Silver nanoparticles against SARS-CoV-2 and its potential application in medical protective clothing – a review
Published in The Journal of The Textile Institute, 2022
Toufique Ahmed, R. Tugrul Ogulata, Sabiha Sezgin Bozok
Also, the confined air or environment in different meeting places and public transport has been transmuted into hotspots for viral outbreaks. For these reasons, disinfection is highly desirable in different sections like individual belongings, mass gathering places, and hospitals. Hospital authorities use liquid chlorine, UV radiation, chlorine dioxide, sodium hypochlorite, ozone, and other chemicals to disinfect. However, the majority of them are hazardous to human health. Moreover, these are associated with storage, transportation, pollution, high operating cost, and hazardous by-products (J. Wang et al., 2020). Another way to prevent the spread of infection is to use medical protective clothing. Factors such as fabric tightness, number of layers, porosity, and air permeability determine the efficiency of protective clothing.

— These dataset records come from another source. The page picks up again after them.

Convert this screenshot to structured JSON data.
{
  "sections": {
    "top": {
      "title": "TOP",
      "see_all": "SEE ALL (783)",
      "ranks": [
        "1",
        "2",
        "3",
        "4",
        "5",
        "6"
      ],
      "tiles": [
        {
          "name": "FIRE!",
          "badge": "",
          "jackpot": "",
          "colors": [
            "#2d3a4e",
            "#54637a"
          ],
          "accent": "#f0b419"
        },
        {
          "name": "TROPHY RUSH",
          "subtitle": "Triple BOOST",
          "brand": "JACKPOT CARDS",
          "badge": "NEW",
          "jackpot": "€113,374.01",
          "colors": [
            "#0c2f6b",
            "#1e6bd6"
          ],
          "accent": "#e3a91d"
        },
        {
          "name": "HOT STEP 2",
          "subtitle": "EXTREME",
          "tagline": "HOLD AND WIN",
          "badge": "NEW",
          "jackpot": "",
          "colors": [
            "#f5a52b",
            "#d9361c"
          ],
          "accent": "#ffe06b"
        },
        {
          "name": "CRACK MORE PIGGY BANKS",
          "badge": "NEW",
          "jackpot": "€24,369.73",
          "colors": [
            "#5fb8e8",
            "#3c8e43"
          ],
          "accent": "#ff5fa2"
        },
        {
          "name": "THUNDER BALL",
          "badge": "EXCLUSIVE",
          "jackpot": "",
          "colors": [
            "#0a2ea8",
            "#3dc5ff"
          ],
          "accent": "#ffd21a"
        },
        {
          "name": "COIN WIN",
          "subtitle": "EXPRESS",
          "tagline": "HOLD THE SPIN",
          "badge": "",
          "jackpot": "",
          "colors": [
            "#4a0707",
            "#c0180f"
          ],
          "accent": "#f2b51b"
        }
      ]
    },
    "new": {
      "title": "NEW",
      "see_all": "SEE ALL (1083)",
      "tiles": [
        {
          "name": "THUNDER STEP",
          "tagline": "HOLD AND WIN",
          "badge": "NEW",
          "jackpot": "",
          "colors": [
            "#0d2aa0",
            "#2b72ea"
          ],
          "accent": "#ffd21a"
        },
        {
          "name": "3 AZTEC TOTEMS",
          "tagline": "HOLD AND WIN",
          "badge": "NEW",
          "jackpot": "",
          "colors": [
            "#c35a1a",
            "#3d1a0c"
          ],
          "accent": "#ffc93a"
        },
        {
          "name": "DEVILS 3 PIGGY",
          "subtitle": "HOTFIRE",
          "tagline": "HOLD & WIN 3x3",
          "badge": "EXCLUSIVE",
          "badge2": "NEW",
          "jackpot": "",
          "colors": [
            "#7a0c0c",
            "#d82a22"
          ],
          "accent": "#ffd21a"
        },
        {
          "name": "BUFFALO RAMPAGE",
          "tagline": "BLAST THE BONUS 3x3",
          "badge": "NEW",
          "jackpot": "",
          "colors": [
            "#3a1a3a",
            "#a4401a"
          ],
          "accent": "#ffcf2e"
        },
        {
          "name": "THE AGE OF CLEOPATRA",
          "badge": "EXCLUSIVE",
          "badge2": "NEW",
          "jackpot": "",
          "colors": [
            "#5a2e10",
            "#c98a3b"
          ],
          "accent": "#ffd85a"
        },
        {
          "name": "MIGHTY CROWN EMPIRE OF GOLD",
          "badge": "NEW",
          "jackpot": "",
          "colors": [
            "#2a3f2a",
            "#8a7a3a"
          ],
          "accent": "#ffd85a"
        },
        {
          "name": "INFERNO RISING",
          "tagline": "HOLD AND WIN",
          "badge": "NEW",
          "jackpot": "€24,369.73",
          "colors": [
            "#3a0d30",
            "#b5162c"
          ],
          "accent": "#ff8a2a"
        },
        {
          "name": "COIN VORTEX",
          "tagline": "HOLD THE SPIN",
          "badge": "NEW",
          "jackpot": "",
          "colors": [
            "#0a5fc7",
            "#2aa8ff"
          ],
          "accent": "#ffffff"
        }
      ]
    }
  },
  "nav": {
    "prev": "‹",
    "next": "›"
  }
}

Antibacterial textiles in personal protective equipment (PPE) are highly desirable to ensure their safety and multiple uses. Antibacterial textiles are usually produced using synthetic fibers because natural fibers are a great source of nutrients for microorganisms (S.-H. Lim & Hudson, 2004). Although synthetic fibers show strong resistance to microorganisms due to their hydrophobicity, the presence of bacteria can cause contamination (Cappitelli & Sorlini, 2008). On the other hand, the porous and hydrophilic structure of natural fibers can lead to microbial attack. Nonetheless, natural fibers are favored for their excellent comfort and other characteristics such as contours. Medical PPEs should be comfortable since the medical personnel will be wearing them for an extended period. Hence, more research is needed to develop comfortable, non-hazardous, and antimicrobial medical textiles. Silver nanoparticles are the most widely used and least harmful antibacterial agent. It has a wide range of applications, including industrial (such as inkjet inks, circuits, etc.), optical, medical diagnostic, and antibacterial applications.